Re: Charset policy - Post Munich from Martin J. Dürst on 1997-09-01 (ietf-charsets@w3.org from July to September 1997)

From: Martin J. Dürst <mduerst@ifi.unizh.ch>
Date: Tue, 02 Sep 1997 00:25:36 +0200 (MET DST)
To: Ned Freed <Ned.Freed@INNOSOFT.COM>
Cc: ietf-charsets@INNOSOFT.COM
Message-id: <Pine.SUN.3.96.970901233820.12451I-100000@enoshima>
Hello Ned - Many thanks for your interesting comments to my comments
to Haralds draft. I'm glad to see that we agree on more points than
in some of our past conversations :-).

> > >    3.1.  What charset to use
> > >
> > >    All protocols MUST identify, for all character data, which charset
> > >    is in use.
> > >
> > >    Protocols MUST be able to use the UTF-8 charset, which consists of
> > >    the ISO 10646 coded character set combined with the UTF-8
> > >    character encoding scheme, as defined in [10646] Annex R
> > >    (published in Amendment 2), for all text.
> > >
> > >    They MAY specify how to use other charsets or other character
> > >    encoding schemes for ISO 10646, such as UTF-16, but lack of an
> > >    ability to use UTF-8 needs clear and solid justification in the
> > >    protocol specification document before being entered into or
> > >    advanced upon the standards track.
> 
> > The above two paragaphs contradict each other. You can't have
> > a MUST and then a MAYbe not on the same point. Either make the
> > first a SHOULD, or make a MUST for ISO 10646/Unicode, and then
> > a SHOULD for UTF-8.
> 
> I fail to see a contradiction of here. A protocol must be able to handle UTF-8
> if it handles character data. A protocol may elect to handle other charsets as
> well, possibly including one derived from other transformation formats of
> Unicode.
> 
> What I do see here is poor ordering of what is being proposed. I suggest
> that it instead say:
> 
>     Protocols MUST be able to use the UTF-8 charset, which consists of
>     the ISO 10646 coded character set combined with the UTF-8
>     character encoding scheme, as defined in [10646] Annex R
>     (published in Amendment 2), for all text. Any exceptions
>     must be fully justifiable and the justification must be given in the
>     protocol specification. A protocol which neither supports UTF-8 nor
>     justifies its use of some other charset MUST NOT be entered on the
>     standards track.
> 
>     Protocols MAY also specify how to use other charsets or other character
>     encoding schemes for ISO 10646, such as UTF-16. As always, any protocol
>     that elects to support more than one charset MUST provide a field to
>     label which charset is being used.
> 
> In any case, I'm somewhat opposed to weakening the UTF-8 support requirement to
> a SHOULD. It really is a MUST and needs to be stated as such. We can always
> make exceptions to a MUST on a case by case basis if need be. I doubt very much
> that there will be that many of them.

I think basically, we agree. We want to push UTF-8 as much as possible.
If exceptions to a MUST are possible, then there is no contradiction;
probably Harald is in the best position to decide this.

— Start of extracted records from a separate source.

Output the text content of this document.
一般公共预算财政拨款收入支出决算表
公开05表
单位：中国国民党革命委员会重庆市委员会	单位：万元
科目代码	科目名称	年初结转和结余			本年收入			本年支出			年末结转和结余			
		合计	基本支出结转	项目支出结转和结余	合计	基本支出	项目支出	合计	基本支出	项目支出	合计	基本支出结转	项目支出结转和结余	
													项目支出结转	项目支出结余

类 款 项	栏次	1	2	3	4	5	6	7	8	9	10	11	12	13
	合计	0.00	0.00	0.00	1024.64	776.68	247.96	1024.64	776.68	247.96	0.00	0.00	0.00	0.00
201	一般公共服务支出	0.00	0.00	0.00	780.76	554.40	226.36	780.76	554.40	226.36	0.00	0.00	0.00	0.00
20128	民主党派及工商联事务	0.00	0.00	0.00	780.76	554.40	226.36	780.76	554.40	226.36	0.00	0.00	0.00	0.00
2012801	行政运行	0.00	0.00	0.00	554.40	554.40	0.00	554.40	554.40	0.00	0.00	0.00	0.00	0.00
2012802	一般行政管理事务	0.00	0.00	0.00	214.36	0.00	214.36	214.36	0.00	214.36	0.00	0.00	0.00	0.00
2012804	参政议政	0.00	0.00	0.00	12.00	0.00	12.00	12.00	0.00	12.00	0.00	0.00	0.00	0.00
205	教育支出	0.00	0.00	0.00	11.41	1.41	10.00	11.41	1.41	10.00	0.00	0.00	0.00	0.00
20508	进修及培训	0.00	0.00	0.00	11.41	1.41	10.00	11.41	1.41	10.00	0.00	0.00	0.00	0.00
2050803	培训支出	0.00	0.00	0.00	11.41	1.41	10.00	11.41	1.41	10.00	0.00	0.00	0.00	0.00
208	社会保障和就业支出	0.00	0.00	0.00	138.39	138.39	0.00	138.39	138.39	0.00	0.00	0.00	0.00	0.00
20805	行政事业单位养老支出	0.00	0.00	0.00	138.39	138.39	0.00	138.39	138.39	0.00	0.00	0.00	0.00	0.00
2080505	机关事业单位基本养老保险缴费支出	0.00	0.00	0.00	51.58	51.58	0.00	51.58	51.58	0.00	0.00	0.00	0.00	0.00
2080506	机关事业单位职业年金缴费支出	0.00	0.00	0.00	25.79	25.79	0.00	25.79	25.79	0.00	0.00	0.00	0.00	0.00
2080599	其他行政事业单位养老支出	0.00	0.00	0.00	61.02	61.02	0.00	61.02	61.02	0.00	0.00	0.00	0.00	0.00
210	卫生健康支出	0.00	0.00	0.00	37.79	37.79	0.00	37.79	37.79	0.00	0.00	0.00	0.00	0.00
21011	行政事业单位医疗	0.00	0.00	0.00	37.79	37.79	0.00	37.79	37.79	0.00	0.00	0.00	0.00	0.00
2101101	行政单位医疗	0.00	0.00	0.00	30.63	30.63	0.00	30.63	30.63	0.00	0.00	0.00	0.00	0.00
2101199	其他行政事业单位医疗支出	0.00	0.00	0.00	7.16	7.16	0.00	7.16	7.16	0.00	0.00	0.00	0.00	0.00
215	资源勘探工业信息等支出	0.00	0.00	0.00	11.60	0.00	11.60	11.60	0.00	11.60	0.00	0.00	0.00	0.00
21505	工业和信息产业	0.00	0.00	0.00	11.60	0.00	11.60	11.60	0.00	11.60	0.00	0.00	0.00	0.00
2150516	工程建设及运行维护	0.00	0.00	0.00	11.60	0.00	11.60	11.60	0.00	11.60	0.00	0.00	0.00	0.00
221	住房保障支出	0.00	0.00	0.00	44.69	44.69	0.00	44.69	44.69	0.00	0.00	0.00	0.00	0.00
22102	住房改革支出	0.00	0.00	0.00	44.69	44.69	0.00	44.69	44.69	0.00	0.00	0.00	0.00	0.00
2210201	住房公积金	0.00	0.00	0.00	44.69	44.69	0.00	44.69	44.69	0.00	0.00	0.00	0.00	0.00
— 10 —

What I think could become more frequent in the long run are protocols
or formats that want to go with UCS-2 instead of UTF-8. This will
probably be a long process, but we shouldn't put too many blocks in
it's way.


> > >    In most cases, machines cannot deduce the language of a
> > >    transmitted text by themselves;
> 
> > This is not true. There is enough evidence that for any given
> > set of languages, it is possible to devise or generate software
> > that identifies the language with accuracy converging to 100%
> > as the length of the text increases, and as the amount of
> > effort (e.g. table/dictionary size,...) increases. And once
> > this effort is done, the gap between what humans can find out
> > and what machines can find out is small.
> 
> Everything you say  may be true, but it doesn't disprove Harald's statement.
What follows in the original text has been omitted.